Coronavirus to take shine off global luxury business

By
AFP
Becoming scarcer. AFP/Files

PARIS: The global luxury business is set to suffer from dwindling numbers of Chinese buyers, the world's biggest consumers of luxury goods, due to a lock-down within and on the country to prevent a coronavirus from spreading further.

Here are some facts about the importance of Chinese buyers for the world's companies making stylish and expensive things.

The luxury engine

Chinese consumers account for between 33 and 35 percent of all luxury goods bought in the world in value terms.

The Bain & Company consultancy predicts that share will grow to 45 percent within five years, with half of their purchases made in mainland China.

Much of the Chinese money is spent at home or the rest of Asia where major players in the sector — such as LVMH, Richemont, Kering, and Hermes — generate around a third, sometimes more, of their overall sales, not counting Japan.

China is also the world's main supplier to the tourism sector, clocking up nearly 150 million foreign trips in 2018, three times more than a decade earlier. Chinese tourists are also the world's top per capita spenders per trip.

How they spend it

High-end fashion rakes in the biggest share of Chinese duty-free spending with 43.7 percent of the total, followed by department store shopping.

In Paris and its surroundings, Chinese shoppers' favourite European destination, they spend 40 percent of their budget on lodging, 26 percent on shopping, and 20 percent on food.

Chinese trippers spent 265 billion euros ($290 billion) on durable luxury goods such as handbags, clothes, perfumes, and souvenirs, in the Paris region in 2018.

The luxury retailer Galeries Lafayette's flagship store in Paris has now cut part of its welcome staff to take account of dwindling number of Chinese shopper numbers, two sources close to the company told AFP.

How bad is it?

Luxury goods giants have not so far offered any estimates for the likely impact of the coronavirus epidemic on their businesses in Europe and Asia.

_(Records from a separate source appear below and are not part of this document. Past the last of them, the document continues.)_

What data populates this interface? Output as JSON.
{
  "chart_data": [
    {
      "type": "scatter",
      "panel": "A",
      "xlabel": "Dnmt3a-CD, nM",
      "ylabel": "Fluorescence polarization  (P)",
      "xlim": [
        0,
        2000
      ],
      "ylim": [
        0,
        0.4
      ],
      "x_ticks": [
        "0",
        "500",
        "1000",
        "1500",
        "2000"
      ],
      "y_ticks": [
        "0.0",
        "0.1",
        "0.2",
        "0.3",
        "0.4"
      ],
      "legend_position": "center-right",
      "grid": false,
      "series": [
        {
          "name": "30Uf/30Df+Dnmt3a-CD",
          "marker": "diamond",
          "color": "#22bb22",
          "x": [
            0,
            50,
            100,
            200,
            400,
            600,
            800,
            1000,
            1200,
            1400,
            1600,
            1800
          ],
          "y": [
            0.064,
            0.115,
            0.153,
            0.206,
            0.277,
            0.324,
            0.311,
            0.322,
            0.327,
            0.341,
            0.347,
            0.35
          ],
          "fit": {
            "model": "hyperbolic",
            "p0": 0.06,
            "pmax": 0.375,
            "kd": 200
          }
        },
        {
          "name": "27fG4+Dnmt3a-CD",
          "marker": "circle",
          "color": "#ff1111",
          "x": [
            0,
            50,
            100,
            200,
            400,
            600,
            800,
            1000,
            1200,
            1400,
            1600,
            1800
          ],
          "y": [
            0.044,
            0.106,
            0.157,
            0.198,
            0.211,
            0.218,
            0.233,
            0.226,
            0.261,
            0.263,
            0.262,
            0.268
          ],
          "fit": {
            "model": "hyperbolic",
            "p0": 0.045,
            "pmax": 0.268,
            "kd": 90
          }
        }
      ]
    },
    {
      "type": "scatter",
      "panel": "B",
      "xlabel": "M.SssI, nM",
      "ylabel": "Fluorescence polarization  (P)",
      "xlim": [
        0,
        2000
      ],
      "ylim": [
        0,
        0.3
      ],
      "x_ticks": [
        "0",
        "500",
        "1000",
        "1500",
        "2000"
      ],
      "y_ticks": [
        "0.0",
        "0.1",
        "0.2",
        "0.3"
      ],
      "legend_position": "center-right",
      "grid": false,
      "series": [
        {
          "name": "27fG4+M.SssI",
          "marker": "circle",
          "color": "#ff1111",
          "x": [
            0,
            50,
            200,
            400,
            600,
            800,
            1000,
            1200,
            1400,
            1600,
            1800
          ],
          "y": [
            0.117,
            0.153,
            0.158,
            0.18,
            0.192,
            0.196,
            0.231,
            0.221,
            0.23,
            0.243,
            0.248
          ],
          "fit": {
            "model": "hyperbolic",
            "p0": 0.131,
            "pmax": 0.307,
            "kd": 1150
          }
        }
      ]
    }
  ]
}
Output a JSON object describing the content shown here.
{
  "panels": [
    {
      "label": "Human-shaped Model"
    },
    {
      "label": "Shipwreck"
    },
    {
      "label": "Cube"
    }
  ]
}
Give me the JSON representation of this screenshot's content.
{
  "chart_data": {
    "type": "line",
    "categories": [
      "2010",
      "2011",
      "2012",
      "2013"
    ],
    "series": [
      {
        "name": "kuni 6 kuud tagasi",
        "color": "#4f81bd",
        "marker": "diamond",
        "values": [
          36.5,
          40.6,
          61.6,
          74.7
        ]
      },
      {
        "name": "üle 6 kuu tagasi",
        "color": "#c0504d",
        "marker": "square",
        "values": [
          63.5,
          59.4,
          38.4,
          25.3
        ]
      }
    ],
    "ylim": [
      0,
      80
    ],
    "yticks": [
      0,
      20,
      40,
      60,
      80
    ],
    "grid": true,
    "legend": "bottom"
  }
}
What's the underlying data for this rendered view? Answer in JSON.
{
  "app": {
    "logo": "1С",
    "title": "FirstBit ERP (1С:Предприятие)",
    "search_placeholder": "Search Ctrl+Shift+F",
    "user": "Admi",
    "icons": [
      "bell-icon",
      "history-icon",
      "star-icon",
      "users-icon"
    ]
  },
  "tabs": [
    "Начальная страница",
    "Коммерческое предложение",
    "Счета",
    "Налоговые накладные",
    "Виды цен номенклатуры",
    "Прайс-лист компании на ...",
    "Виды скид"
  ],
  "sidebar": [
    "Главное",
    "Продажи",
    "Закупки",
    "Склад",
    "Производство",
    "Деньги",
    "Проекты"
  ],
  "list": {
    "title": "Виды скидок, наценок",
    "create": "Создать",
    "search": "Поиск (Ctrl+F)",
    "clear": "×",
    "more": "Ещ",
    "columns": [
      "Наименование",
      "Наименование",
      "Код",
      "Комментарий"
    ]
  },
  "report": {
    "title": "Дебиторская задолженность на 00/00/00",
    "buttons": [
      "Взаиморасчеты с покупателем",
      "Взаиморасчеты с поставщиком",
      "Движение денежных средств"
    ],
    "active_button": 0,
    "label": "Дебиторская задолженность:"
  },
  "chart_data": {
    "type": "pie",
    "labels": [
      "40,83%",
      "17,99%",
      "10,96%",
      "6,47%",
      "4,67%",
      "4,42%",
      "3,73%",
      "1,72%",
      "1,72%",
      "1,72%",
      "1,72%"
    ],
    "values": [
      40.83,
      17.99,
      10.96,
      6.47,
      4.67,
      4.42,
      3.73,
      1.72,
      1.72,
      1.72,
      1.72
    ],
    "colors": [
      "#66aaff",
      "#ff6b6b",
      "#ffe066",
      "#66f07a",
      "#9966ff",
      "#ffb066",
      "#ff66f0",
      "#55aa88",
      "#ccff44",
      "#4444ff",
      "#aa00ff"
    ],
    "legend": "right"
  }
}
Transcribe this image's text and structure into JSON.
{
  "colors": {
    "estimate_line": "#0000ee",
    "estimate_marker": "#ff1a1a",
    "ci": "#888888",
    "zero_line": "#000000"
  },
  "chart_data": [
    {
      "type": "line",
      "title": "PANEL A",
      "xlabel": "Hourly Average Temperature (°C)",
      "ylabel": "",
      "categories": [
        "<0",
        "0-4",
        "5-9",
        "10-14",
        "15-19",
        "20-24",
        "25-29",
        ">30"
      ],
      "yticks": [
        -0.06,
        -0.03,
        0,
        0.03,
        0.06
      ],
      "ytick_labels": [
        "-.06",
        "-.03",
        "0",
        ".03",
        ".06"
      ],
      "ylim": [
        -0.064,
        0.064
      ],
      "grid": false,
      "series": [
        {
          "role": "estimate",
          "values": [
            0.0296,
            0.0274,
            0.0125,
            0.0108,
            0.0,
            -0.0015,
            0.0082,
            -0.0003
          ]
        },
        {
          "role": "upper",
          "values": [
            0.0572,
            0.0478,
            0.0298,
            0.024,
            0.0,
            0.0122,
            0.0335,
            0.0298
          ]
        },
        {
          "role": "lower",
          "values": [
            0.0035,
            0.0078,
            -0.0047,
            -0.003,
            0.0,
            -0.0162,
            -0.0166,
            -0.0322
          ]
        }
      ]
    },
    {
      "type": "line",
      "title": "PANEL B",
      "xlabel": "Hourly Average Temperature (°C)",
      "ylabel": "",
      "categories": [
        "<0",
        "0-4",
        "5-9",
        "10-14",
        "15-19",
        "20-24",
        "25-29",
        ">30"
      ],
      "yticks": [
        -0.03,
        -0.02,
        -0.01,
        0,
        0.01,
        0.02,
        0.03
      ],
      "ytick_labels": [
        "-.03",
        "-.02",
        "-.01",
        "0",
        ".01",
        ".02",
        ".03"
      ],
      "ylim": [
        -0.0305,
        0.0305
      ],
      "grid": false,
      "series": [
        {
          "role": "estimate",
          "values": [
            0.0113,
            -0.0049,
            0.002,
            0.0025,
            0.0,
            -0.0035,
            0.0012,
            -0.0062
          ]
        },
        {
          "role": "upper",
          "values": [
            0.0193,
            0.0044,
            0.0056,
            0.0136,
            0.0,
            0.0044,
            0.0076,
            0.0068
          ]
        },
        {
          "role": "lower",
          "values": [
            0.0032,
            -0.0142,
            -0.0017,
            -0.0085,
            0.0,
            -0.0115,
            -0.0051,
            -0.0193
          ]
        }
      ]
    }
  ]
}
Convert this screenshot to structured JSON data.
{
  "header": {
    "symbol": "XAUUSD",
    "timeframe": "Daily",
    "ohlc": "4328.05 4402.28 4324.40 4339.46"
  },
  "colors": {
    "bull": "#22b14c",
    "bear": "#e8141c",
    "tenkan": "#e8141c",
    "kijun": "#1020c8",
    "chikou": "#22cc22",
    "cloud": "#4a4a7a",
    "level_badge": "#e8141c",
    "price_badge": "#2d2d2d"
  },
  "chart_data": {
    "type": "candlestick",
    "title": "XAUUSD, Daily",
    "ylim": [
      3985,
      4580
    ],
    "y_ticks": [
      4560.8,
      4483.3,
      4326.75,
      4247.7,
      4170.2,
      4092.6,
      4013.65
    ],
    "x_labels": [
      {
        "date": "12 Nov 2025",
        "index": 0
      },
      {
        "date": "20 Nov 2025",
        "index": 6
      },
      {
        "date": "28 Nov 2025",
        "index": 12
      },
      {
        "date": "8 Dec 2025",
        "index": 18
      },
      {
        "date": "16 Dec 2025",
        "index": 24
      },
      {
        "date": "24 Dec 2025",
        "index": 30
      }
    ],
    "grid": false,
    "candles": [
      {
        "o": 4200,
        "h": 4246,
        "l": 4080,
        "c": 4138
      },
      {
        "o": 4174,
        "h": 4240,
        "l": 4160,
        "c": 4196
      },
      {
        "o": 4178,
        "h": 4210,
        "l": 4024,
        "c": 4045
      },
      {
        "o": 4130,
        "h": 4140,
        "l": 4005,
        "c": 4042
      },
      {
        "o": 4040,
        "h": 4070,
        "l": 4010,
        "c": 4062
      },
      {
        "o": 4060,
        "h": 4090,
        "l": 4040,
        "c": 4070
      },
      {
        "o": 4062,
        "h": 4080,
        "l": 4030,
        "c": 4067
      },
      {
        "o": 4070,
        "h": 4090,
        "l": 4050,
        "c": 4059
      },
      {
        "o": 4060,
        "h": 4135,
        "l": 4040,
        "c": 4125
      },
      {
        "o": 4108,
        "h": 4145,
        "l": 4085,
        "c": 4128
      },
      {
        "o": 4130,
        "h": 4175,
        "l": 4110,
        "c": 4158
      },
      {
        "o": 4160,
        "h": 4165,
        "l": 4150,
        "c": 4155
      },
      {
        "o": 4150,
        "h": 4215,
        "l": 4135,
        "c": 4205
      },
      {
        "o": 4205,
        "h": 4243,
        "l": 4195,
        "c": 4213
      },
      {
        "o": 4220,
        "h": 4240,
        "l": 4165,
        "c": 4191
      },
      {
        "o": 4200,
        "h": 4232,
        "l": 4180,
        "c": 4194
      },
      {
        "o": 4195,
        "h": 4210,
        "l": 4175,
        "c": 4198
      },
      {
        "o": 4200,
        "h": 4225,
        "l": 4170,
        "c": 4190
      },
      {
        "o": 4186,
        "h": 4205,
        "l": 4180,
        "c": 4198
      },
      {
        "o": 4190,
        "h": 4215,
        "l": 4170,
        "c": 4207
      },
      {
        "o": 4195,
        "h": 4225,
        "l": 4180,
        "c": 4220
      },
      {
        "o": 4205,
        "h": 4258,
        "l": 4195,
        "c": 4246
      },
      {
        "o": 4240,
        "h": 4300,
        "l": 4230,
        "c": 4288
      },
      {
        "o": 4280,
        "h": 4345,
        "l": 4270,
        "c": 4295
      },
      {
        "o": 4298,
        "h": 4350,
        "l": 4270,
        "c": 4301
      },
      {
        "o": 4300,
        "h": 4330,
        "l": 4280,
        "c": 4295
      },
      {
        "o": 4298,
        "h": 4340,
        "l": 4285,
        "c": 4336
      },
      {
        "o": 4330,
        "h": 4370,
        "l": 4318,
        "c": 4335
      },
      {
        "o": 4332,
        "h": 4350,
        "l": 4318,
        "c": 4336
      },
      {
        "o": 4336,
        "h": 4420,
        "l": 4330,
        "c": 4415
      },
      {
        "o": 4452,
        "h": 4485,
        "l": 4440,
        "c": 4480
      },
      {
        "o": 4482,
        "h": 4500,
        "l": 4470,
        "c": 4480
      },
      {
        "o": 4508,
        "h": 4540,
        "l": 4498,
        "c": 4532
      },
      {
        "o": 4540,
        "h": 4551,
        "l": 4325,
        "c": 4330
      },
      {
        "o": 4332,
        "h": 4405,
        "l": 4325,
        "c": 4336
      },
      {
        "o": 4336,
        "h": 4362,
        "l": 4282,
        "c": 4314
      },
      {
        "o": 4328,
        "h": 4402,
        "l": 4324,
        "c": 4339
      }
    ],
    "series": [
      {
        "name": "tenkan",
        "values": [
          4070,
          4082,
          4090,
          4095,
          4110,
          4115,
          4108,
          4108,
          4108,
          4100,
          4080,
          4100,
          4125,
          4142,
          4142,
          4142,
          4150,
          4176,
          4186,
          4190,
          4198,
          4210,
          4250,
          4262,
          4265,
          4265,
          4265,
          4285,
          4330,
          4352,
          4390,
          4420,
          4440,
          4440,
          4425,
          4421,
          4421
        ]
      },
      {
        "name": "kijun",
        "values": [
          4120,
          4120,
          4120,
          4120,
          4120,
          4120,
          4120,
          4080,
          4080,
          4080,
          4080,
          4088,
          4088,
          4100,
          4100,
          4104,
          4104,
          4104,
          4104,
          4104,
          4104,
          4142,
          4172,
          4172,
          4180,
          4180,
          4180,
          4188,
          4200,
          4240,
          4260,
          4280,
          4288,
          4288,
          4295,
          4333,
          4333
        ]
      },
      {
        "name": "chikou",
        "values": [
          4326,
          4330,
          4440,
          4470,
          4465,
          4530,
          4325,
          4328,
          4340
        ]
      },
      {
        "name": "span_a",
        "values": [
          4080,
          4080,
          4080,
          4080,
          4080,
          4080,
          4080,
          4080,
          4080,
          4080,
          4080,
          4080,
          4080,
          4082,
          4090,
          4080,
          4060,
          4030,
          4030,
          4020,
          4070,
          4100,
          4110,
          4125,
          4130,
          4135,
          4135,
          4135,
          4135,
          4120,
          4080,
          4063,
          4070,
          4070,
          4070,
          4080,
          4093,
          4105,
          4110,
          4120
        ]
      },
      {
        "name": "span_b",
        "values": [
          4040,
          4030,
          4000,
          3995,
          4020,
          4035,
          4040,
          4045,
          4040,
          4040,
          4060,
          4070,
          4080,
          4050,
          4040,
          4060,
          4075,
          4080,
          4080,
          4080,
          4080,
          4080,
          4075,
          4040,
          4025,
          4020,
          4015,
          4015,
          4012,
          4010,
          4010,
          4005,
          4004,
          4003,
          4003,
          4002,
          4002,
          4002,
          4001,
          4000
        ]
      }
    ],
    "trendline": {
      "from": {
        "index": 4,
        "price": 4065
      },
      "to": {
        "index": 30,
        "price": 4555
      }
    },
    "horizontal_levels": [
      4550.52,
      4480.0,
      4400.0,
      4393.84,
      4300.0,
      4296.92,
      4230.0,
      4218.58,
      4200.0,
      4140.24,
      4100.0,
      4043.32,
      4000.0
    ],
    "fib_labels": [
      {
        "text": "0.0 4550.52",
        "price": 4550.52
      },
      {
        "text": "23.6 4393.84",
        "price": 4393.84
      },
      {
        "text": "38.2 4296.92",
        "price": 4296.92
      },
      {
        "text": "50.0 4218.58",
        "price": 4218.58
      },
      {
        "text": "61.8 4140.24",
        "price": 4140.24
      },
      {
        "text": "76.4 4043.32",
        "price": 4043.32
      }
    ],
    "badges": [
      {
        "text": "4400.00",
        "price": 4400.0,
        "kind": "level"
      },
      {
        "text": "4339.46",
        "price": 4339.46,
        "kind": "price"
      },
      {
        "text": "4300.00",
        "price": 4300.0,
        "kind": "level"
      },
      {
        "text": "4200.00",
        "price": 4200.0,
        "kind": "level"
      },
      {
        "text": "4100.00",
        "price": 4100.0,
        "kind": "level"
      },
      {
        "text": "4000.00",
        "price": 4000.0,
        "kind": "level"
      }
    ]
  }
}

But some brands are beginning to count the cost. Capri Holdings, owners of Versace, Michael Kors, and Jimmy Choo, said Thursday the China crisis would amputate sales by $100 million.

British fashion house Burberry said Friday that the virus fallout was "having a material negative effect" on demand.

Cosmetics empire Estee Lauder lowered its financial targets, while Japan's Shiseido group reported its Chinese sales falling by half in the last week of January.

During the six-week Chinese New Year period, Chinese shoppers spend 10 percent of their annual budget, says Denis Leroy, head of France at duty-free specialist Planet, which translates into 800 million euros for Europe alone.

What next?

Rating agency Standard and Poor's said travel restrictions in China will "inevitably" weigh on Chinese spending and consumer confidence.

It was too early to gauge the exact impact on global businesses, said S&P, but it was already clear that luxury companies would be among the most-affected.

Profit margins at many luxury companies may still be big enough enough to absorb a drop in sales in the short term, but if the virus spreads more, so will the pain felt by the world's luxury giants.

Analysts at UBS, a Swiss bank, cautioned against drawing hasty comparisons with the SARS crisis in 2002 and 2003. At the time, they said, Chinese shoppers accounted for less than 10 percent of luxury sales against a third of the total today.